Harrison: Batting Stance Chameleon

Filed under Houston Astros
May 14, 1967

Chuck Harrison is batting .289 but has yet to homer in 11 games.
Solid, muscular Chuck Harrison is to baseball what Hallmark is to the greeting card industry. He has a batting stance for every occasion. Name the occasion and the Astros’ young first baseman will come up with something special. Chuck may stand up tall, crouch over the plate or squat like a man with arthritis who can’t straighten his back. He may stand deep in the batter’s box or up front where he can see the color of the pitcher’s eyes.

At times, he will adopt Ron Santo’s style, or Richie Allen’s, or teammate John Bateman’s.
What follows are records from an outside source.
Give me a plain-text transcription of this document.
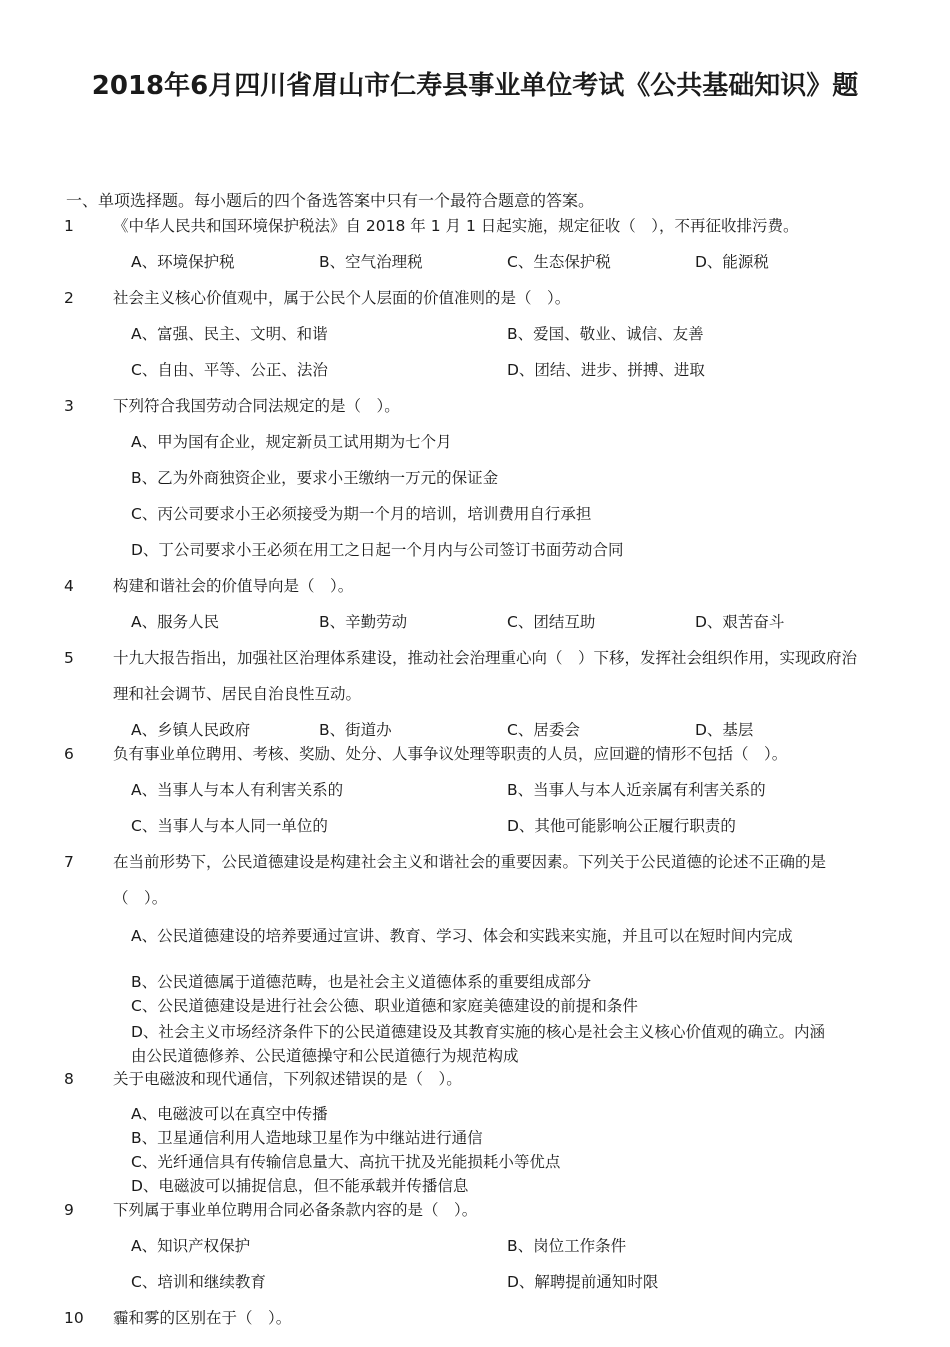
2018年6月四川省眉山市仁寿县事业单位考试《公共基础知识》题
一、单项选择题。每小题后的四个备选答案中只有一个最符合题意的答案。
1	《中华人民共和国环境保护税法》自 2018 年 1 月 1 日起实施，规定征收（　），不再征收排污费。
A、环境保护税	B、空气治理税	C、生态保护税	D、能源税
2	社会主义核心价值观中，属于公民个人层面的价值准则的是（　）。
A、富强、民主、文明、和谐	B、爱国、敬业、诚信、友善
C、自由、平等、公正、法治	D、团结、进步、拼搏、进取
3	下列符合我国劳动合同法规定的是（　）。
A、甲为国有企业，规定新员工试用期为七个月
B、乙为外商独资企业，要求小王缴纳一万元的保证金
C、丙公司要求小王必须接受为期一个月的培训，培训费用自行承担
D、丁公司要求小王必须在用工之日起一个月内与公司签订书面劳动合同
4	构建和谐社会的价值导向是（　）。
A、服务人民	B、辛勤劳动	C、团结互助	D、艰苦奋斗
5	十九大报告指出，加强社区治理体系建设，推动社会治理重心向（　）下移，发挥社会组织作用，实现政府治理和社会调节、居民自治良性互动。
A、乡镇人民政府	B、街道办	C、居委会	D、基层
6	负有事业单位聘用、考核、奖励、处分、人事争议处理等职责的人员，应回避的情形不包括（　）。
A、当事人与本人有利害关系的	B、当事人与本人近亲属有利害关系的
C、当事人与本人同一单位的	D、其他可能影响公正履行职责的
7	在当前形势下，公民道德建设是构建社会主义和谐社会的重要因素。下列关于公民道德的论述不正确的是（　）。
A、公民道德建设的培养要通过宣讲、教育、学习、体会和实践来实施，并且可以在短时间内完成
B、公民道德属于道德范畴，也是社会主义道德体系的重要组成部分
C、公民道德建设是进行社会公德、职业道德和家庭美德建设的前提和条件
D、社会主义市场经济条件下的公民道德建设及其教育实施的核心是社会主义核心价值观的确立。内涵由公民道德修养、公民道德操守和公民道德行为规范构成
8	关于电磁波和现代通信，下列叙述错误的是（　）。
A、电磁波可以在真空中传播
B、卫星通信利用人造地球卫星作为中继站进行通信
C、光纤通信具有传输信息量大、高抗干扰及光能损耗小等优点
D、电磁波可以捕捉信息，但不能承载并传播信息
9	下列属于事业单位聘用合同必备条款内容的是（　）。
A、知识产权保护	B、岗位工作条件
C、培训和继续教育	D、解聘提前通知时限
10	霾和雾的区别在于（　）。
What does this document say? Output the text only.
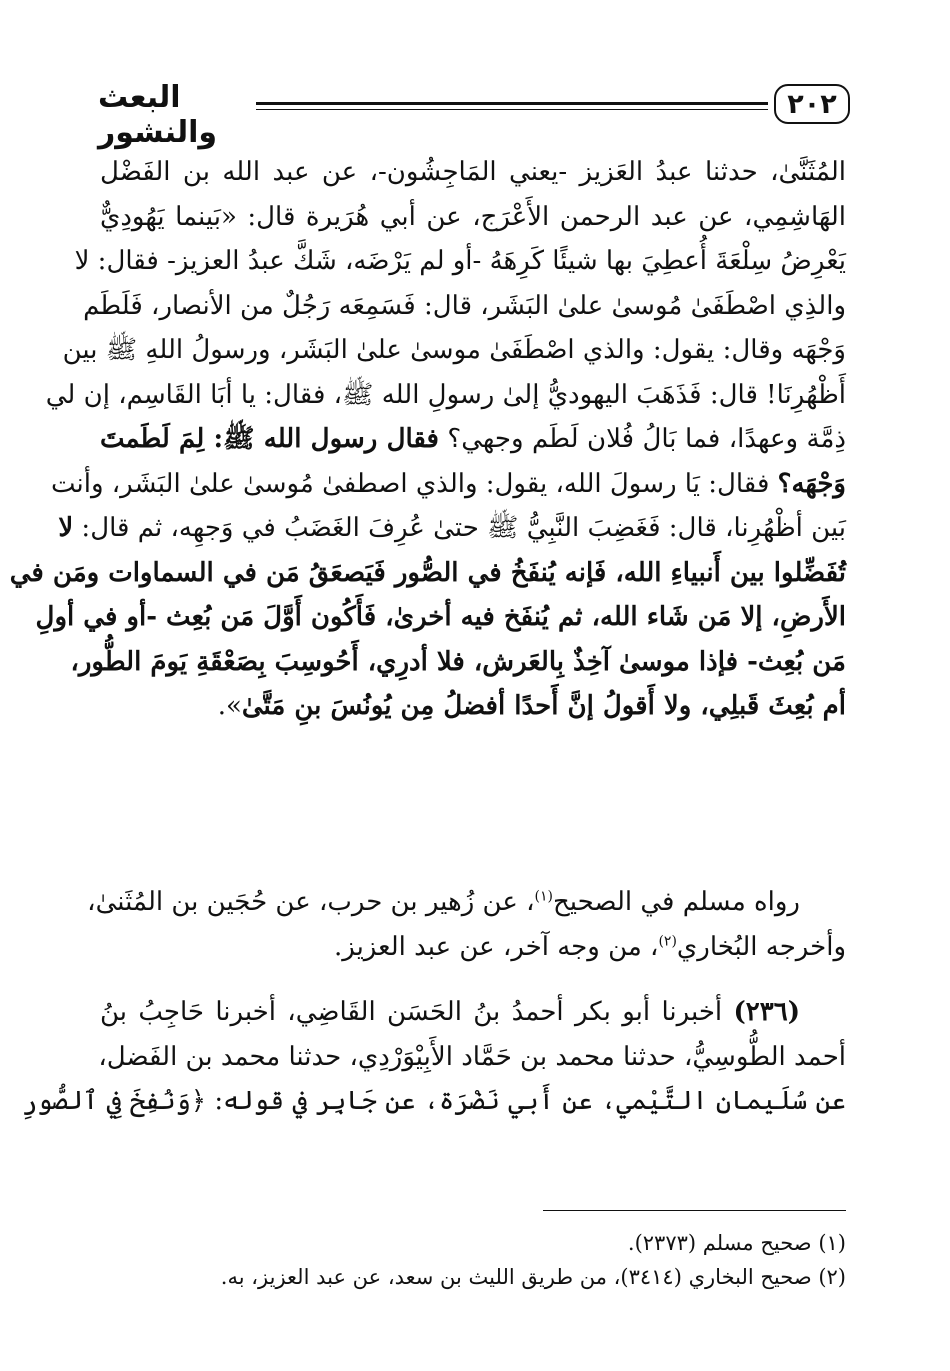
٢٠٢
البعث والنشور

المُثَنَّىٰ، حدثنا عبدُ العَزيز -يعني المَاجِشُون-، عن عبد الله بن الفَضْل
الهَاشِمِي، عن عبد الرحمن الأَعْرَج، عن أبي هُرَيرة قال: «بَينما يَهُودِيٌّ
يَعْرِضُ سِلْعَةَ أُعطِيَ بها شيئًا كَرِهَهُ -أو لم يَرْضَه، شَكَّ عبدُ العزيز- فقال: لا
والذِي اصْطَفَىٰ مُوسىٰ علىٰ البَشَر، قال: فَسَمِعَه رَجُلٌ من الأنصار، فَلَطَم
وَجْهَه وقال: يقول: والذي اصْطَفَىٰ موسىٰ علىٰ البَشَر، ورسولُ اللهِ ﷺ بين
أَظْهُرِنَا! قال: فَذَهَبَ اليهوديُّ إلىٰ رسولِ الله ﷺ، فقال: يا أبَا القَاسِم، إن لي
ذِمَّة وعهدًا، فما بَالُ فُلان لَطَم وجهي؟ فقال رسول الله ﷺ: لِمَ لَطَمتَ
وَجْهَه؟ فقال: يَا رسولَ الله، يقول: والذي اصطفىٰ مُوسىٰ علىٰ البَشَر، وأنت
بَين أظْهُرِنا، قال: فَغَضِبَ النَّبِيُّ ﷺ حتىٰ عُرِفَ الغَضَبُ في وَجهِه، ثم قال: لا
تُفَضِّلوا بين أَنبياءِ الله، فَإنه يُنفَخُ في الصُّور فَيَصعَقُ مَن في السماوات ومَن في
الأَرضِ، إلا مَن شَاء الله، ثم يُنفَخ فيه أخرىٰ، فَأَكُون أَوَّلَ مَن بُعِث -أو في أولِ
مَن بُعِث- فإذا موسىٰ آخِذٌ بِالعَرش، فلا أدرِي، أَحُوسِبَ بِصَعْقَةِ يَومَ الطُّور،
أم بُعِثَ قَبلِي، ولا أَقولُ إنَّ أَحدًا أفضلُ مِن يُونُسَ بنِ مَتَّىٰ».

رواه مسلم في الصحيح$^{(١)}$، عن زُهير بن حرب، عن حُجَين بن المُثَنىٰ،
وأخرجه البُخاري$^{(٢)}$، من وجه آخر، عن عبد العزيز.
(٢٣٦) أخبرنا أبو بكر أحمدُ بنُ الحَسَن القَاضِي، أخبرنا حَاجِبُ بنُ
أحمد الطُّوسِيُّ، حدثنا محمد بن حَمَّاد الأَبِيْوَرْدِي، حدثنا محمد بن الفَضل،
عن سُلَيمان التَّيْمي، عن أَبي نَضْرَة، عن جَابِر في قوله: ﴿وَنُفِخَ فِي ٱلصُّورِ
(١) صحيح مسلم (٢٣٧٣).
(٢) صحيح البخاري (٣٤١٤)، من طريق الليث بن سعد، عن عبد العزيز، به.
One stance so startled Manager Grady Hatton that he yelled to Chuck in the batting cage, “Why don’t you sit in the catcher’s lap and hit?”

By his own conservative estimate, Chuck made at least five major variations in his style last season and too many minor ones to bother counting. “I’m trying to cut it to one,” he repeats a fervent hope. “If I find that one natural stance it will make hitting a lot easier for me.”

Not one to set goals, Chuck wouldn’t be disappointed with a .260 average, 20 to 25 homes and a lot of RBI’s in 1967. “I’d just like to have a good year,” he says. And maybe, find a batting stance he can stick with all the way.